O Globo, Economia, p. 33-3
07 de Out de 2007

Amazônia nacionalizada
Governo busca verba para assumir 100% de projeto científico que tem dinheiro da Nasa

Liana Melo
Enviada especial Palmas, Tocantins

O governo decidiu nacionalizar um projeto na Amazônia que tem verba da Nasa (a agência espacial americana) e é o maior programa de cooperação científica do mundo na área ambiental. O Experimento de Grande Escala da Biosfera-Atmosfera na Amazônia (LBA, da sigla em inglês), que completa dez anos em 2008, envolve cerca de dois mil pesquisadores brasileiros e estrangeiros. Muitas vezes acusado de ferir a soberania nacional, o LBA passará a contar exclusivamente com recursos brasileiros - e o governo está atrás de financiamento, pois tem pouco mais de um terço do necessário. A Nasa, que financiou 15 torres de observação espalhadas atualmente pelas regiões Norte e Centro-Oeste, é, hoje, o principal parceiro financeiro.

Em Tocantins, as pesquisas já influenciaram a economia local: o setor de cerâmica começa a promover uma mudança na sua matriz energética.
Além da nacionalização, o Brasil vai criar uma convergência entre todos os projetos científicos desenvolvidos na região amazônica, o que inclui o Sistema de Vigilância da Amazônia (Sivam). A decisão foi tomada na quarta-feira, numa reunião liderada pelo presidente Luiz Inácio Lula da Silva. Ficou acertado também que o novo projeto - que informalmente já vem sendo chamado de Programa Amazônia - vai abranger todas as áreas de pesquisa científica, e não apenas as de base ambiental. Falta decidir a que ministério ficará subordinado.

- Gostaríamos que ele ficasse no Ministério da Ciência e Tecnologia (MCT). Mas admito que, pela abrangência e importância do programa, será necessário negociar com todas as pastas, inclusive com a Casa Civil e o Ministério da Defesa - admitiu o secretário de Políticas e Programas de Pesquisa e Desenvolvimento do MCT, Luiz Antonio de Castro.

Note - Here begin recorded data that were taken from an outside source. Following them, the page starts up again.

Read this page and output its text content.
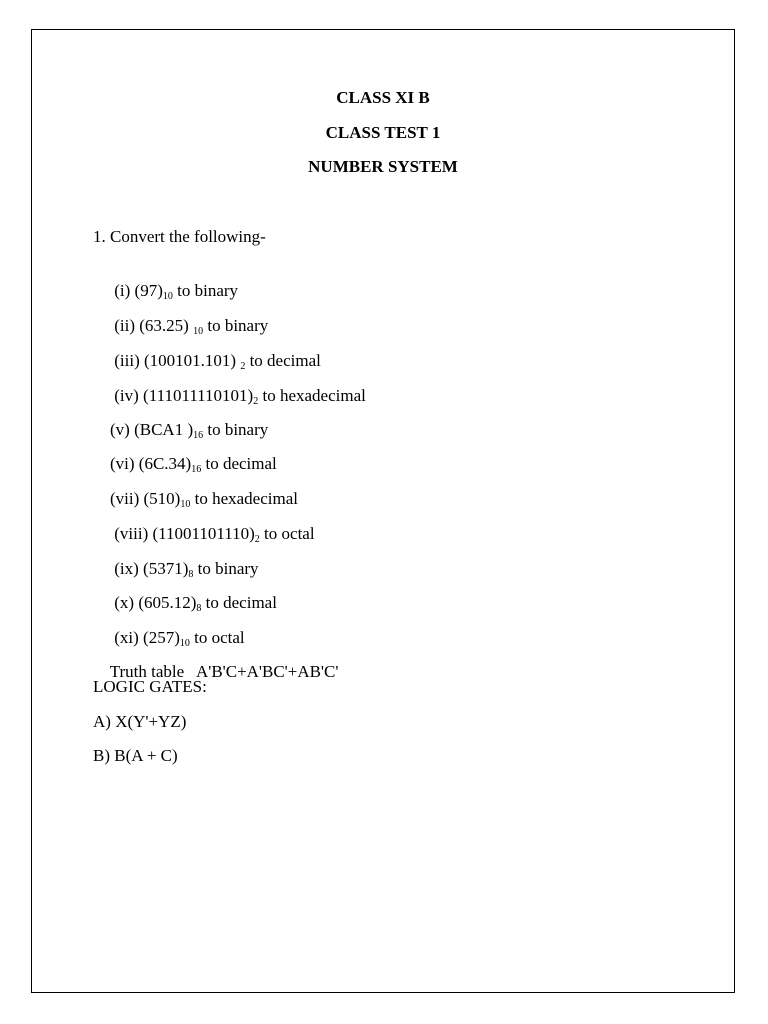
CLASS XI B
CLASS TEST 1
NUMBER SYSTEM
1. Convert the following-

(i) $(97)_{10}$ to binary

(ii) (63.25) $_{10}$ to binary

(iii) (100101.101) $_2$ to decimal

(iv) $(111011110101)_2$ to hexadecimal

(v) (BCA1 )$_{16}$ to binary

(vi) $(6C.34)_{16}$ to decimal

(vii) $(510)_{10}$ to hexadecimal

(viii) $(11001101110)_2$ to octal

(ix) $(5371)_8$ to binary

(x) $(605.12)_8$ to decimal

(xi) $(257)_{10}$ to octal

Truth table A'B'C+A'BC'+AB'C'

LOGIC GATES:
A) X(Y'+YZ)
B) B(A + C)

Governo precisa de R$ 10 milhões anuais
O secretário está convencido de que a sinergia entre os projetos na Amazônia é fundamental e urgente, até porque alguns deles são considerados conflitantes, enquanto outros são vistos como redundantes. Castro fez questão de frisar que a nacionalização do LBA não foi uma decisão motivada por qualquer movimento em defesa da soberania nacional. Ele admitiu que, em muitas ocasiões, esse questionamento ocorreu sim, até porque a Nasa chegou a ser intransigente em muitas negociações. Só que preferiu não entrar em detalhes.

- A neurose da soberania ficou totalmente sem sentido no mundo de hoje - comentou o secretário, informando que, recentemente, recebeu imagens da Amazônia, tiradas pelo satélite da China, em altíssima resolução.

Cálculos preliminares dão conta de que a Nasa já teria investido cerca de US$ 60 milhões no LBA, dos US$ 100 milhões consumidos desde o nascimento do projeto, em 1998. O LBA é fruto de acordos internacionais de cooperação científica - tem também investidores europeus - e está sob a responsabilidade do MCT e do Instituto Nacional de Pesquisa da Amazônia (Inpa). Cabe ao Instituto Nacional de Pesquisas Espaciais (Inpe) gerir seu banco de dados.

Ao nacionalizar o LBA, o governo será obrigado a investir R$ 10 milhões por ano - mas conta apenas com R$ 3,6 milhões. Além de recursos do próprio Plano Plurianual (PPA), pretende lançar mão do suporte financeiro de alguns fundos setoriais, que têm dinheiro da iniciativa privada. As negociações já começaram. O Fundo Setorial do Agronegócio foi o primeiro a ser abordado, e o próximo alvo será o Fundo Setorial de Biotecnologia.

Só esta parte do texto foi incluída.